Henry Adams (1838–1918), a lineal descendant of presidents John Adams and John Quincy Adams, grew up in Massachusetts, graduated from Harvard College, and served during the Civil War as secretary to his father, Charles Francis Adams, who was the US ambassador to Great Britain at the time. Returning to Washington from England 1868, Adams was deeply dismayed by the politics of the Reconstruction Era and renounced any political ambitions of his own, dedicating himself instead to a career of writing and teaching. From 1870 to 1877, Adams lectured on history at Harvard while editing The North American Review.
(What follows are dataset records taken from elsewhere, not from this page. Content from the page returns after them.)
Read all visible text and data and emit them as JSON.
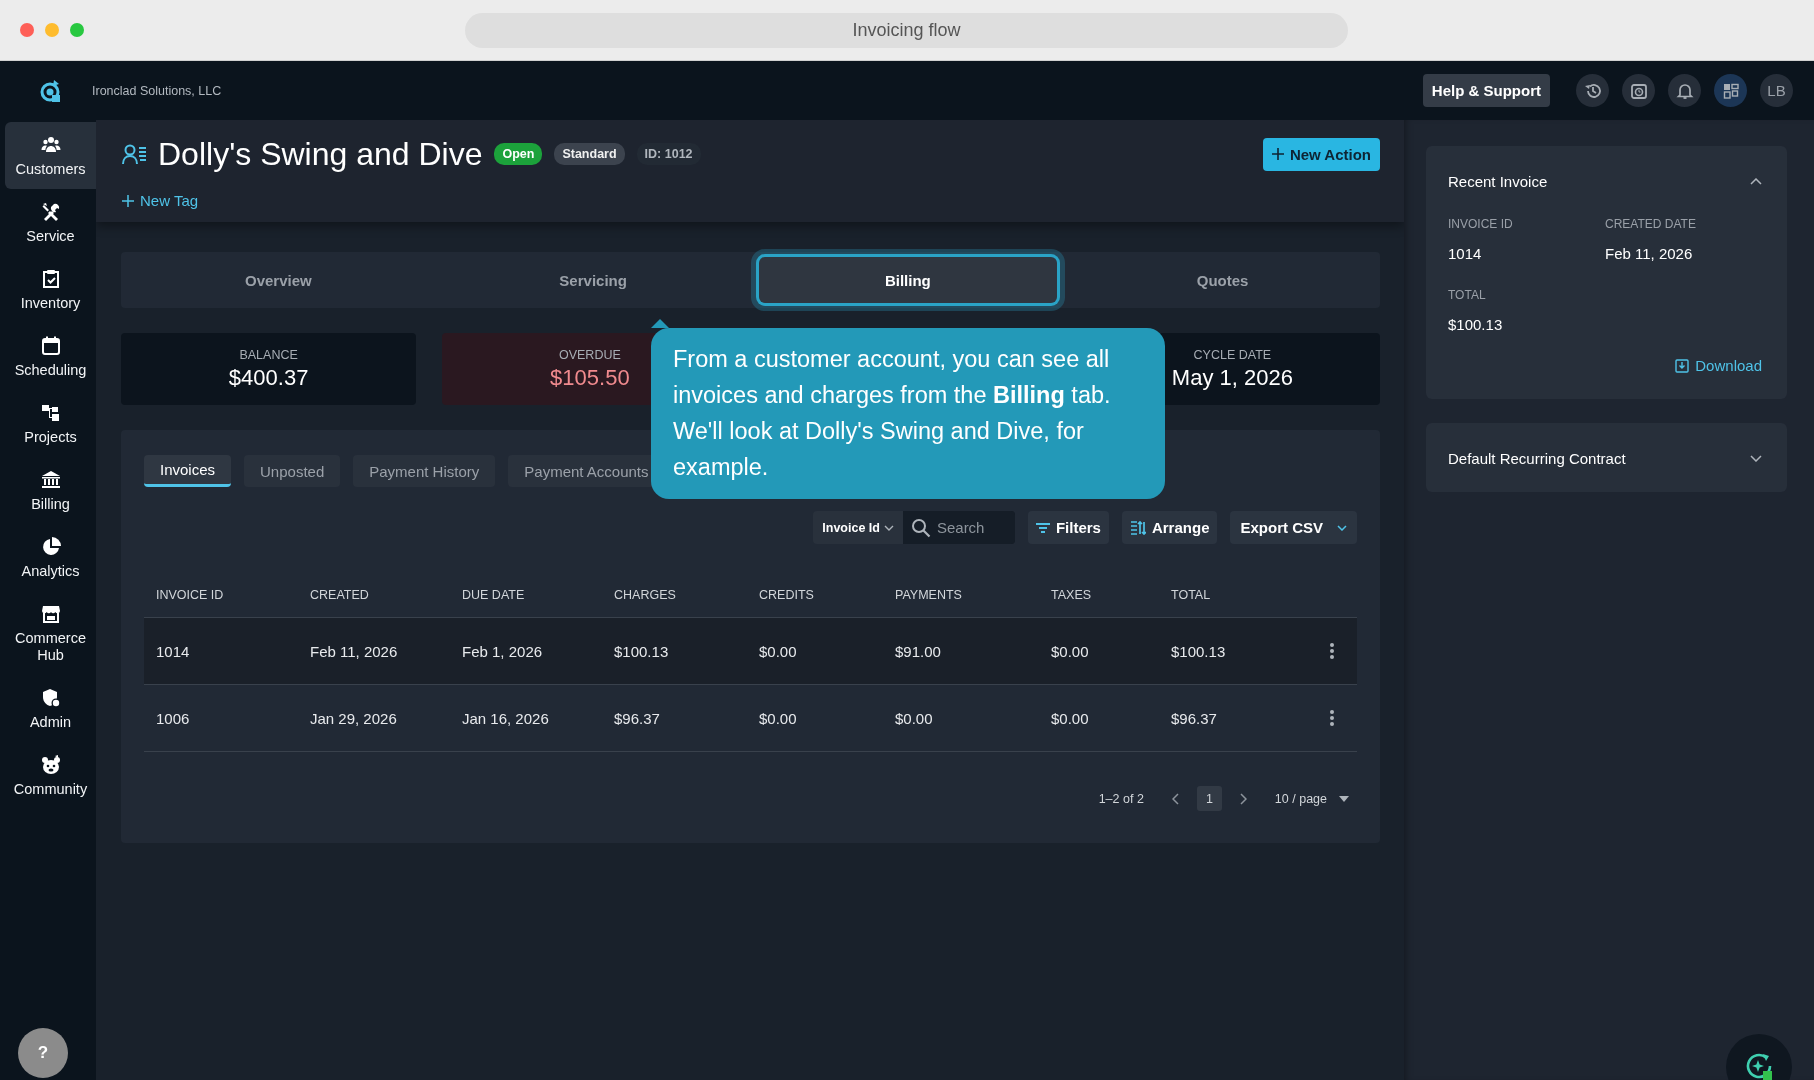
{
  "browser": {
    "title": "Invoicing flow"
  },
  "top_bar": {
    "company": "Ironclad Solutions, LLC",
    "help_button": "Help & Support",
    "avatar": "LB"
  },
  "sidebar": {
    "items": [
      {
        "label": "Customers",
        "selected": true
      },
      {
        "label": "Service",
        "selected": false
      },
      {
        "label": "Inventory",
        "selected": false
      },
      {
        "label": "Scheduling",
        "selected": false
      },
      {
        "label": "Projects",
        "selected": false
      },
      {
        "label": "Billing",
        "selected": false
      },
      {
        "label": "Analytics",
        "selected": false
      },
      {
        "label": "Commerce Hub",
        "selected": false
      },
      {
        "label": "Admin",
        "selected": false
      },
      {
        "label": "Community",
        "selected": false
      }
    ],
    "help_button": "?"
  },
  "customer": {
    "name": "Dolly's Swing and Dive",
    "status": "Open",
    "plan": "Standard",
    "id": "ID: 1012",
    "new_tag": "New Tag",
    "new_action": "New Action"
  },
  "tabs": [
    {
      "label": "Overview",
      "selected": false,
      "highlighted": false
    },
    {
      "label": "Servicing",
      "selected": false,
      "highlighted": false
    },
    {
      "label": "Billing",
      "selected": true,
      "highlighted": true
    },
    {
      "label": "Quotes",
      "selected": false,
      "highlighted": false
    }
  ],
  "summary_cards": [
    {
      "label": "BALANCE",
      "value": "$400.37",
      "kind": "normal"
    },
    {
      "label": "OVERDUE",
      "value": "$105.50",
      "kind": "alert"
    },
    {
      "label": "CYCLE DATE",
      "value": "May 1, 2026",
      "kind": "normal"
    }
  ],
  "invoice_tabs": [
    {
      "label": "Invoices",
      "selected": true
    },
    {
      "label": "Unposted",
      "selected": false
    },
    {
      "label": "Payment History",
      "selected": false
    },
    {
      "label": "Payment Accounts",
      "selected": false
    }
  ],
  "toolbar": {
    "search_by": "Invoice Id",
    "search_placeholder": "Search",
    "filters": "Filters",
    "arrange": "Arrange",
    "export": "Export CSV"
  },
  "table": {
    "columns": [
      "INVOICE ID",
      "CREATED",
      "DUE DATE",
      "CHARGES",
      "CREDITS",
      "PAYMENTS",
      "TAXES",
      "TOTAL"
    ],
    "rows": [
      {
        "cells": [
          "1014",
          "Feb 11, 2026",
          "Feb 1, 2026",
          "$100.13",
          "$0.00",
          "$91.00",
          "$0.00",
          "$100.13"
        ],
        "highlighted": true
      },
      {
        "cells": [
          "1006",
          "Jan 29, 2026",
          "Jan 16, 2026",
          "$96.37",
          "$0.00",
          "$0.00",
          "$0.00",
          "$96.37"
        ],
        "highlighted": false
      }
    ]
  },
  "pagination": {
    "range": "1–2 of 2",
    "page": "1",
    "page_size": "10 / page"
  },
  "right_panels": [
    {
      "title": "Recent Invoice",
      "expanded": true,
      "fields": [
        {
          "label": "INVOICE ID",
          "value": "1014"
        },
        {
          "label": "CREATED DATE",
          "value": "Feb 11, 2026"
        },
        {
          "label": "TOTAL",
          "value": "$100.13"
        }
      ],
      "action": "Download"
    },
    {
      "title": "Default Recurring Contract",
      "expanded": false
    }
  ],
  "tour_tooltip": {
    "text": "From a customer account, you can see all invoices and charges from the **Billing** tab. We'll look at Dolly's Swing and Dive, for example."
  }
}
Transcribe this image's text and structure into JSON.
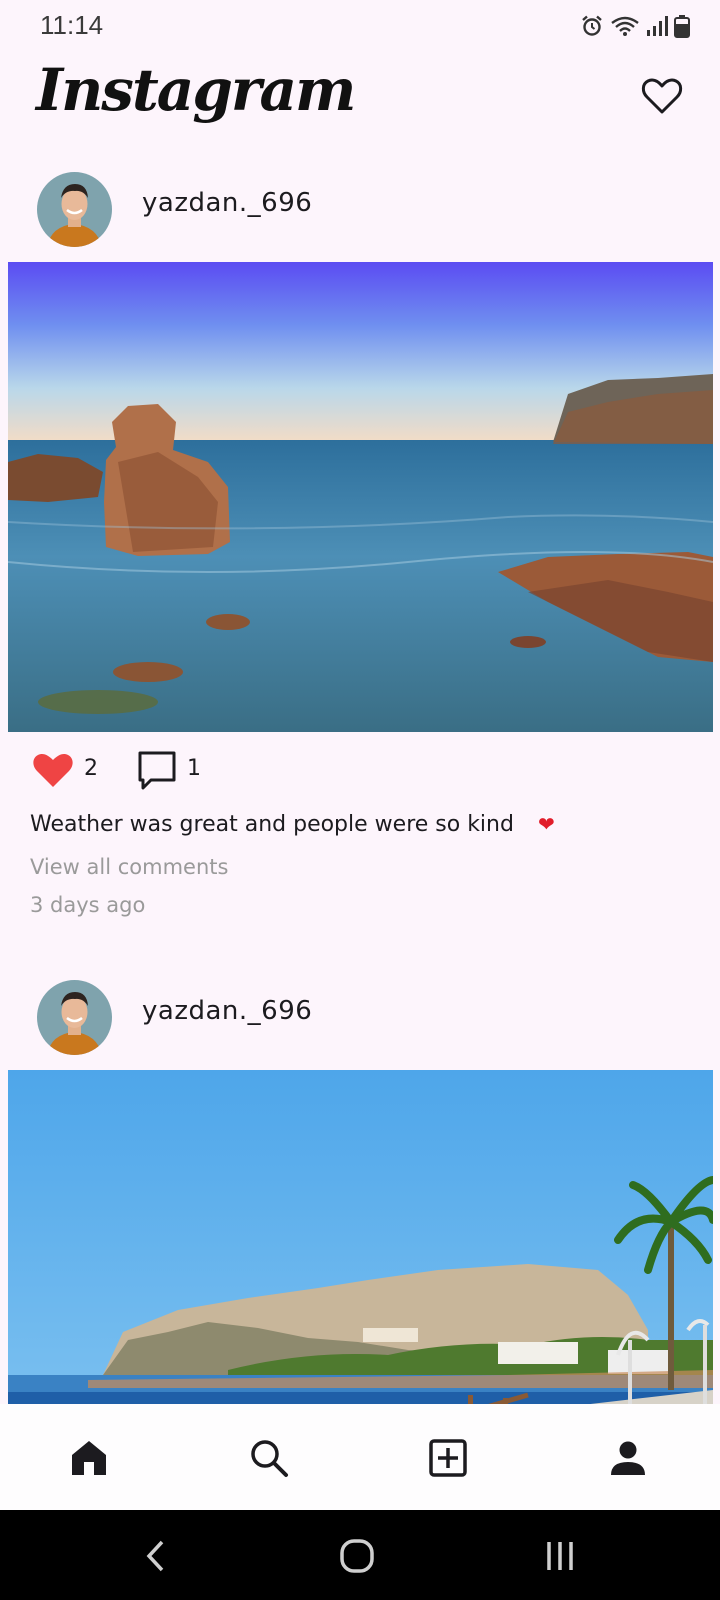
{
  "status_bar": {
    "time": "11:14",
    "icons": [
      "alarm-icon",
      "wifi-icon",
      "signal-icon",
      "battery-icon"
    ]
  },
  "header": {
    "logo": "Instagram",
    "notifications_icon": "heart-outline-icon"
  },
  "posts": [
    {
      "username": "yazdan._696",
      "image": "rocky-coast-sunset-photo",
      "likes": "2",
      "comments": "1",
      "caption": "Weather was great and people were so kind",
      "caption_emoji": "❤",
      "view_comments": "View all comments",
      "time_ago": "3 days ago"
    },
    {
      "username": "yazdan._696",
      "image": "coastal-town-palms-photo"
    }
  ],
  "bottom_nav": [
    "home-icon",
    "search-icon",
    "add-post-icon",
    "profile-icon"
  ],
  "system_nav": [
    "back-icon",
    "home-circle-icon",
    "recents-icon"
  ],
  "colors": {
    "background": "#fdf5fc",
    "like_red": "#ef4444",
    "muted_text": "#9a9a9a"
  }
}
He then moved back to Washington, his primary residence for the rest of his life. In 1880 Adams published Democracy, an anonymous novel about American politics, and in 1884 Esther, a New York story which appeared under the pseudonym of Frances Snow Compton. Biographies of Albert Gallatin (1879) and John Randolph (1889) reflected a profound knowledge of the early history of the American Republic that culminated in the nine volumes of the History of the United States of America Under the Administrations of Jefferson and Madison, which came out between 1889 and 1891. Adams’s marriage to Marian Hooper in 1872 ended with her suicide in 1888, an event which left him distraught. In later years Adams advocated a deterministic theory of history, which he sought to establish as a hard science on the model of physics. This view finds remarkable expression in the two eccentric masterpieces of Adams’s old age, Mont Saint-Michel and Chartres and the autobiographical Education of Henry Adams, privately printed in 1907 and only released to the public following Adams’s death in 1918.